Das größte Problem bei der Schulung von Large Language Modellen (LLM) ist es, den Datenschutz der Trainingsdaten zu gewährleisten. Denn die KI-Entwicklung darf nicht aus Datenschutzgründen nur auf Eigenmodelle beschränkt bleiben. Dadurch würde man sich selbst zu stark ausbremsen. Erfreulicherweise gibt zahlreiche Open Source LLM, die man auf eigenen Servern ohne Verbindung zum Internet nutzen kann.
Ein ganz wichtiges Thema sei es, die Menschen im Unternehmen mitzunehmen und das KI-Thema gut zu kommunizieren. So hat Diehl bereits eine Konzern-KI-Richtlinie, die Mitarbeitende dazu anregt, nach Anwendungsfällen zu suchen. Im Vertragsmanagement wurden sie bereits fündig.

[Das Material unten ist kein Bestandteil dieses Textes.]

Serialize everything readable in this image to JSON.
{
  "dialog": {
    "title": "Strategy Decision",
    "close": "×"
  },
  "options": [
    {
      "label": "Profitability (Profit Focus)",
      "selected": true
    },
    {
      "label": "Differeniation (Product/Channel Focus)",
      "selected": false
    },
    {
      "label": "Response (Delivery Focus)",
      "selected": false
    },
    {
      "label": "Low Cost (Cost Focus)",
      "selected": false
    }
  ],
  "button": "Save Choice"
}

Im weiteren Verlauf des Abends tauscht sich die Gruppe darüber aus, wer mit welchen Anwendungsfälle gestartet ist bzw. welche Projekte geplant sind. Die angeregte Diskussion diente dem gegenseitigen Austausch und sie bot zahlreiche Anregungen und Anknüpfungspunkte für künftige Treffen.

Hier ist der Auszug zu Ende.